Ruy Cinatti e Timor: a tese (in)acabada em antropologia
Lúcio Sousa Departamento de Ciências Sociais e de Gestão - Universidade Aberta (DCSG-UAb), PORTUGAL; Instituto de Estudos de Literatura e Tradição - Faculdade de Ciências Sociais e Humanas - Universidade Nova de Lisboa (IELT-FCSH-UNL), PORTUGAL
Ruy Cinatti estudou antropologia em Oxford entre 1957 e 1960. Com a parte letiva concluída, o seu propósito, motivado pelo seu orientador, T.K. Penniman, foi realizar uma tese de doutoramento com o título: The Ecology, History and material Culture of Portuguese Timor, with special reference to the Native Habitat. Para a sua realização esteve, entre 1961 e 1962, em Timor a efetuar trabalho de campo, deslocando-se por todo o território. Terminando esse período era suposto proceder à análise dos dados e à redação da tese. No seu espólio encontram-se vários capítulos em preparação, traduções e correspondência que revelam o empreendimento. Todavia, e apesar dos sucessivos alargamentos de prazo que lhe foram concedidos pela instituição, Ruy Cinatti nunca submeteu a sua tese.
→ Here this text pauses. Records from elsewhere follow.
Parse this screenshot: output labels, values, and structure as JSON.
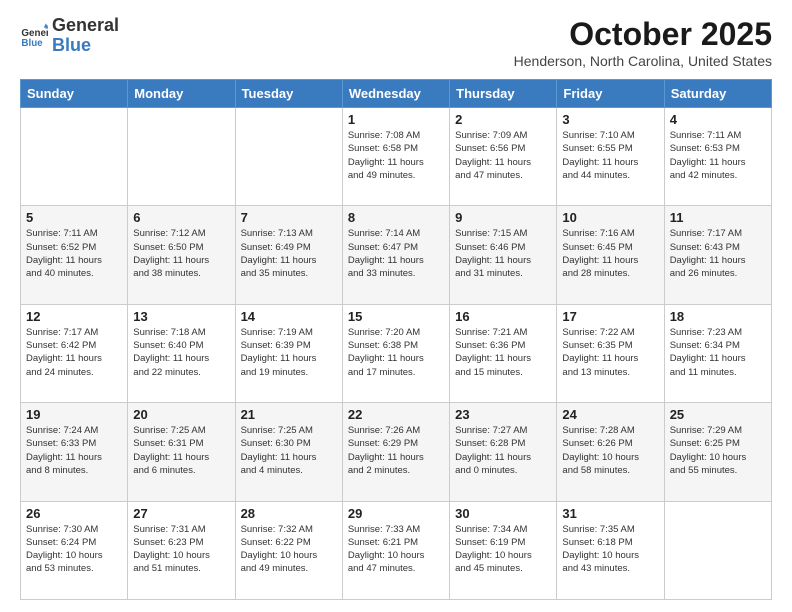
{
  "logo": {
    "general": "General",
    "blue": "Blue",
    "icon_color": "#3a7abf"
  },
  "title": "October 2025",
  "location": "Henderson, North Carolina, United States",
  "days_of_week": [
    "Sunday",
    "Monday",
    "Tuesday",
    "Wednesday",
    "Thursday",
    "Friday",
    "Saturday"
  ],
  "weeks": [
    [
      {
        "day": "",
        "info": ""
      },
      {
        "day": "",
        "info": ""
      },
      {
        "day": "",
        "info": ""
      },
      {
        "day": "1",
        "info": "Sunrise: 7:08 AM\nSunset: 6:58 PM\nDaylight: 11 hours\nand 49 minutes."
      },
      {
        "day": "2",
        "info": "Sunrise: 7:09 AM\nSunset: 6:56 PM\nDaylight: 11 hours\nand 47 minutes."
      },
      {
        "day": "3",
        "info": "Sunrise: 7:10 AM\nSunset: 6:55 PM\nDaylight: 11 hours\nand 44 minutes."
      },
      {
        "day": "4",
        "info": "Sunrise: 7:11 AM\nSunset: 6:53 PM\nDaylight: 11 hours\nand 42 minutes."
      }
    ],
    [
      {
        "day": "5",
        "info": "Sunrise: 7:11 AM\nSunset: 6:52 PM\nDaylight: 11 hours\nand 40 minutes."
      },
      {
        "day": "6",
        "info": "Sunrise: 7:12 AM\nSunset: 6:50 PM\nDaylight: 11 hours\nand 38 minutes."
      },
      {
        "day": "7",
        "info": "Sunrise: 7:13 AM\nSunset: 6:49 PM\nDaylight: 11 hours\nand 35 minutes."
      },
      {
        "day": "8",
        "info": "Sunrise: 7:14 AM\nSunset: 6:47 PM\nDaylight: 11 hours\nand 33 minutes."
      },
      {
        "day": "9",
        "info": "Sunrise: 7:15 AM\nSunset: 6:46 PM\nDaylight: 11 hours\nand 31 minutes."
      },
      {
        "day": "10",
        "info": "Sunrise: 7:16 AM\nSunset: 6:45 PM\nDaylight: 11 hours\nand 28 minutes."
      },
      {
        "day": "11",
        "info": "Sunrise: 7:17 AM\nSunset: 6:43 PM\nDaylight: 11 hours\nand 26 minutes."
      }
    ],
    [
      {
        "day": "12",
        "info": "Sunrise: 7:17 AM\nSunset: 6:42 PM\nDaylight: 11 hours\nand 24 minutes."
      },
      {
        "day": "13",
        "info": "Sunrise: 7:18 AM\nSunset: 6:40 PM\nDaylight: 11 hours\nand 22 minutes."
      },
      {
        "day": "14",
        "info": "Sunrise: 7:19 AM\nSunset: 6:39 PM\nDaylight: 11 hours\nand 19 minutes."
      },
      {
        "day": "15",
        "info": "Sunrise: 7:20 AM\nSunset: 6:38 PM\nDaylight: 11 hours\nand 17 minutes."
      },
      {
        "day": "16",
        "info": "Sunrise: 7:21 AM\nSunset: 6:36 PM\nDaylight: 11 hours\nand 15 minutes."
      },
      {
        "day": "17",
        "info": "Sunrise: 7:22 AM\nSunset: 6:35 PM\nDaylight: 11 hours\nand 13 minutes."
      },
      {
        "day": "18",
        "info": "Sunrise: 7:23 AM\nSunset: 6:34 PM\nDaylight: 11 hours\nand 11 minutes."
      }
    ],
    [
      {
        "day": "19",
        "info": "Sunrise: 7:24 AM\nSunset: 6:33 PM\nDaylight: 11 hours\nand 8 minutes."
      },
      {
        "day": "20",
        "info": "Sunrise: 7:25 AM\nSunset: 6:31 PM\nDaylight: 11 hours\nand 6 minutes."
      },
      {
        "day": "21",
        "info": "Sunrise: 7:25 AM\nSunset: 6:30 PM\nDaylight: 11 hours\nand 4 minutes."
      },
      {
        "day": "22",
        "info": "Sunrise: 7:26 AM\nSunset: 6:29 PM\nDaylight: 11 hours\nand 2 minutes."
      },
      {
        "day": "23",
        "info": "Sunrise: 7:27 AM\nSunset: 6:28 PM\nDaylight: 11 hours\nand 0 minutes."
      },
      {
        "day": "24",
        "info": "Sunrise: 7:28 AM\nSunset: 6:26 PM\nDaylight: 10 hours\nand 58 minutes."
      },
      {
        "day": "25",
        "info": "Sunrise: 7:29 AM\nSunset: 6:25 PM\nDaylight: 10 hours\nand 55 minutes."
      }
    ],
    [
      {
        "day": "26",
        "info": "Sunrise: 7:30 AM\nSunset: 6:24 PM\nDaylight: 10 hours\nand 53 minutes."
      },
      {
        "day": "27",
        "info": "Sunrise: 7:31 AM\nSunset: 6:23 PM\nDaylight: 10 hours\nand 51 minutes."
      },
      {
        "day": "28",
        "info": "Sunrise: 7:32 AM\nSunset: 6:22 PM\nDaylight: 10 hours\nand 49 minutes."
      },
      {
        "day": "29",
        "info": "Sunrise: 7:33 AM\nSunset: 6:21 PM\nDaylight: 10 hours\nand 47 minutes."
      },
      {
        "day": "30",
        "info": "Sunrise: 7:34 AM\nSunset: 6:19 PM\nDaylight: 10 hours\nand 45 minutes."
      },
      {
        "day": "31",
        "info": "Sunrise: 7:35 AM\nSunset: 6:18 PM\nDaylight: 10 hours\nand 43 minutes."
      },
      {
        "day": "",
        "info": ""
      }
    ]
  ]
}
Concomitantemente, durante os anos subsequentes à sua estadia de campo em Timor, Ruy Cinatti escreve uma das suas obras mais reconhecidas: Um Cancioneiro para Timor, publicada em fascículos na Voz de Timor em 1968. Apesar de preparado para edição em livro em 1969, como se pode observar nas várias versões disponíveis no seu espólio, a obra nunca foi publicada e só viria a ganhar vida em 1986, um ano após a sua morte. É uma obra que, como refere Jorge Dias no seu prefácio “(...) não é um simples cancioneiro nem mera análise etnográfica.” Esta comunicação pretende explorar os interstícios dessa conjunção híbrida, procurando descortinar a forma como o trabalho de campo realizado alimentou, ao mesmo tempo, as estratégias narrativas da tese e do livro, concedendo ao discurso poético deste último uma autoridade etnográfica e uma reflexibilidade única no contexto dos estudos antropológicos sobre Timor-Leste.